I lunged at my plate, shoving meat into my mouth, afraid it might crawl back upon its bones.
“That’s the spirit,” said Getta, washing her mouthful down with a hearty swig. Drying her lips on the back of her hand as one of the wives passed her something wrapped in cloth.
She handed it to me. “You must wear this amulet at all times, even when you think you shouldn’t need it. Oshana will protect you like she protects us all.”
Accepting the trink
et, I slipped it onto my wrist, then swallowed the last morsel on my plate. After all, I had not seen any serpents, save that one small clutch of fossilized eggs—which were likely older than the dunes themselves.
One of Getta’s smiling sons speared me another dripping chunk. I nodded as he carved it into segments, ate until my bulging stomach ached. Nestled back on the comfortable rugs, I studied my companions by firelight. Who were these people? Wealthy, or at least they once had been, that much was clear from the clothing on their backs. But boneshell was an armorers’ commodity, far too valuable to waste on the frivolity of buttons. Getta chattered at great length, her stories embellished with sweeping movements of her arms. How had the lot of them made it this far without being robbed and murdered?

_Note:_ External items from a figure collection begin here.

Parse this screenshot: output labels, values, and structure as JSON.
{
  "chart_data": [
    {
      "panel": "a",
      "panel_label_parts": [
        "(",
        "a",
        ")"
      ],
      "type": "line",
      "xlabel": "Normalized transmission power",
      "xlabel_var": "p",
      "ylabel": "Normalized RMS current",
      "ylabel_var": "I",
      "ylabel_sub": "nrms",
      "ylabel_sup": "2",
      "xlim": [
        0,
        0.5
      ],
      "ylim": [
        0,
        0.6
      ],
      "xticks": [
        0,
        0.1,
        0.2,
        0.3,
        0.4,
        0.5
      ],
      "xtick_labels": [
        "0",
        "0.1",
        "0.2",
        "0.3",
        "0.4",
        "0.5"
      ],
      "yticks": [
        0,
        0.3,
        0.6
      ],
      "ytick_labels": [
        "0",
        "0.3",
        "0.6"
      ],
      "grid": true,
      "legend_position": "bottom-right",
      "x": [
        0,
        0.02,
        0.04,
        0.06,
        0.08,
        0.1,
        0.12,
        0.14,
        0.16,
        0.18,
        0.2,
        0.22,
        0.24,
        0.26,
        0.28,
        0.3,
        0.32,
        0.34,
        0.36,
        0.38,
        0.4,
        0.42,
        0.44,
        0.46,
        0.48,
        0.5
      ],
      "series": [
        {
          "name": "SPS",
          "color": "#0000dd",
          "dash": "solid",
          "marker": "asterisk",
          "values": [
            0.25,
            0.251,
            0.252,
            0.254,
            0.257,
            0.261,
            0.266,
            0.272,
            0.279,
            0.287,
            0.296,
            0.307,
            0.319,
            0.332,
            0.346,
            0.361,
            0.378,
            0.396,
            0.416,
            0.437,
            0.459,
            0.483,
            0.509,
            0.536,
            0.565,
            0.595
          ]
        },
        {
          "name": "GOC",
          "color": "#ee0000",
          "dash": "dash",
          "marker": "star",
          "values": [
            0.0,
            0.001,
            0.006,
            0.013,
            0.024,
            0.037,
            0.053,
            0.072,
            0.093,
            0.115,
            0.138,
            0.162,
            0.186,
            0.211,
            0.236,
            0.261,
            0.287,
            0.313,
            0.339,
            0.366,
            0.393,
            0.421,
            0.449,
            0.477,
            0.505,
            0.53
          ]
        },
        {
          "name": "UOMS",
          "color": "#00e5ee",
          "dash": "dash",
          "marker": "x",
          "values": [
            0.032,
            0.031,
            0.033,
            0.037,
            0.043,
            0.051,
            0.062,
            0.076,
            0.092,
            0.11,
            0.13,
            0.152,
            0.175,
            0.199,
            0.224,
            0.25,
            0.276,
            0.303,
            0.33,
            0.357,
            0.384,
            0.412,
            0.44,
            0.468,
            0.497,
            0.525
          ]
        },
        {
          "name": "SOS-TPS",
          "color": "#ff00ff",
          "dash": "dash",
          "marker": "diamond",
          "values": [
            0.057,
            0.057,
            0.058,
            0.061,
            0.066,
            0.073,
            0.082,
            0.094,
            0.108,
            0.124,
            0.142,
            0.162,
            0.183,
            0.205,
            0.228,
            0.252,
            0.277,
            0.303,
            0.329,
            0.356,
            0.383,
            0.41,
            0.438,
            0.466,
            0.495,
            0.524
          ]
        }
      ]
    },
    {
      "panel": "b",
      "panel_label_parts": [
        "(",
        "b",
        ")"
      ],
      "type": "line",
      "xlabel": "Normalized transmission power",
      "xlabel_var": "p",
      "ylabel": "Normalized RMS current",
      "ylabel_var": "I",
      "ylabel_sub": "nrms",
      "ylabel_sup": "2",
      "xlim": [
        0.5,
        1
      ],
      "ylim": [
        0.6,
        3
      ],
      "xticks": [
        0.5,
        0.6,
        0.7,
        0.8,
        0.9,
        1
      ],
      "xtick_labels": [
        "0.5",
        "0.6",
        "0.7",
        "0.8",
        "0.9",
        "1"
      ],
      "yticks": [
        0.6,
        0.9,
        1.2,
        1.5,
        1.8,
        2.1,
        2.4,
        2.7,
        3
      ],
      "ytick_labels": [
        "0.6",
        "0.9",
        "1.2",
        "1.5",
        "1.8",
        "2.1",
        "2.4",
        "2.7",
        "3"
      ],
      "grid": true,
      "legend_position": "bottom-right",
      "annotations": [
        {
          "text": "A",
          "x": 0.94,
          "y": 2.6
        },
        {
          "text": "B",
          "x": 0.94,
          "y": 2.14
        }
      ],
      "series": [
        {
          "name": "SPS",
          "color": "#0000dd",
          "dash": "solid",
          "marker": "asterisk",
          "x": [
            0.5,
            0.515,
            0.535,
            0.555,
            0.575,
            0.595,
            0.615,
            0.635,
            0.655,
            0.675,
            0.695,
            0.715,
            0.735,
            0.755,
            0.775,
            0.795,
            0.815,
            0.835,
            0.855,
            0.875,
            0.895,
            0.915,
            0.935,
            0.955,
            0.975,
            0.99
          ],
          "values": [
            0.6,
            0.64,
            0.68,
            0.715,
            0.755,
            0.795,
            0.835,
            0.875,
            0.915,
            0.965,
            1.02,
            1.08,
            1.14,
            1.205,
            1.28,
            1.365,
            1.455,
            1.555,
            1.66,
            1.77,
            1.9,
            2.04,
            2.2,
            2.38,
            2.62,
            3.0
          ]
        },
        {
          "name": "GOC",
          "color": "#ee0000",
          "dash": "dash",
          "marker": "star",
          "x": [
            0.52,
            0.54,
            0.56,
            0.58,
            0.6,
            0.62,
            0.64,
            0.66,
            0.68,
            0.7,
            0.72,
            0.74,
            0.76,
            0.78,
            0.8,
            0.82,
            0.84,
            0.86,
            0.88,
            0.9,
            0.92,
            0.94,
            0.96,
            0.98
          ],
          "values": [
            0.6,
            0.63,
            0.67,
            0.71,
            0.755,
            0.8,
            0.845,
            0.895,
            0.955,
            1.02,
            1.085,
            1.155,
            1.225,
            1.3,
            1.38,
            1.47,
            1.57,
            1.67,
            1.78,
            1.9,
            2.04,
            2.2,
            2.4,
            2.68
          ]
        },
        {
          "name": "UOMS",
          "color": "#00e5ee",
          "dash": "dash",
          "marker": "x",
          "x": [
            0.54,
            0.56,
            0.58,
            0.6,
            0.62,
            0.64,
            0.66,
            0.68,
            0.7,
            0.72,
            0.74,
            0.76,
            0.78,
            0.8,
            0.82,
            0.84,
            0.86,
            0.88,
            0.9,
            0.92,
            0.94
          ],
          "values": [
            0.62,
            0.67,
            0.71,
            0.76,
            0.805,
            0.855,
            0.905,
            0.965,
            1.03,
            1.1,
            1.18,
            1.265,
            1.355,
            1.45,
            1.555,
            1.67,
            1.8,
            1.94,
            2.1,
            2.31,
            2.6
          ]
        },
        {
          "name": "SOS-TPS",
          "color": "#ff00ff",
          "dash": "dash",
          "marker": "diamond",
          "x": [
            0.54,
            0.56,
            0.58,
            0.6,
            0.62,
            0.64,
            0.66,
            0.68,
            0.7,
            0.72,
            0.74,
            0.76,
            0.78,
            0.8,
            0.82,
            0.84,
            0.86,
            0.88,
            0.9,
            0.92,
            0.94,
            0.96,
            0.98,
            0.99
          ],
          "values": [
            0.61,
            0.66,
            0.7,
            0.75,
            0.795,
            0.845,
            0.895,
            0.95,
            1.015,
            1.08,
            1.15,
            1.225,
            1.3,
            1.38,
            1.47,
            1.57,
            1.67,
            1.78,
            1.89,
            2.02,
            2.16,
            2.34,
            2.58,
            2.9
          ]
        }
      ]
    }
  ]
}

“I have never heard of Oshana,” I admitted eventually, my hand resting across my stuffed-full belly.
“Really?” said Getta, pausing her conversation. ‘Wherever do you come from? I find that almost impossible to believe.’
“Born and raised in Makasa,” I replied, a story that was only half a lie. I’d been hoping to impress, but she’d clearly never even heard of it.
“Your family are merchants? Wine or cloth, perhaps?”
I nodded. “My uncle is a famous traveller. Andras Thorn—perhaps you’ve heard his name?”
Getta smiled kindly and shook her head. I noted the subtle upturn of the corner of her lips as she evaluated my social caste and found it, thankfully, beneath her own.
* * *
The sound of men and women shrieking jolted me from slumber. I sat up, confused, at first believing myself back in that wretched old Grimpiper boarding house.
A fresh scream sent me scrambling to a wary crouch. The leaden weight of half-digested meat brought memories flooding to the fore. The fire had shrunk to little more than embers. Constellations and a sliver moon splashed light across the sand.
The family of Oshana worshippers ran screaming in all directions, tripping over cooking pots, their own feet and discarded weaponry.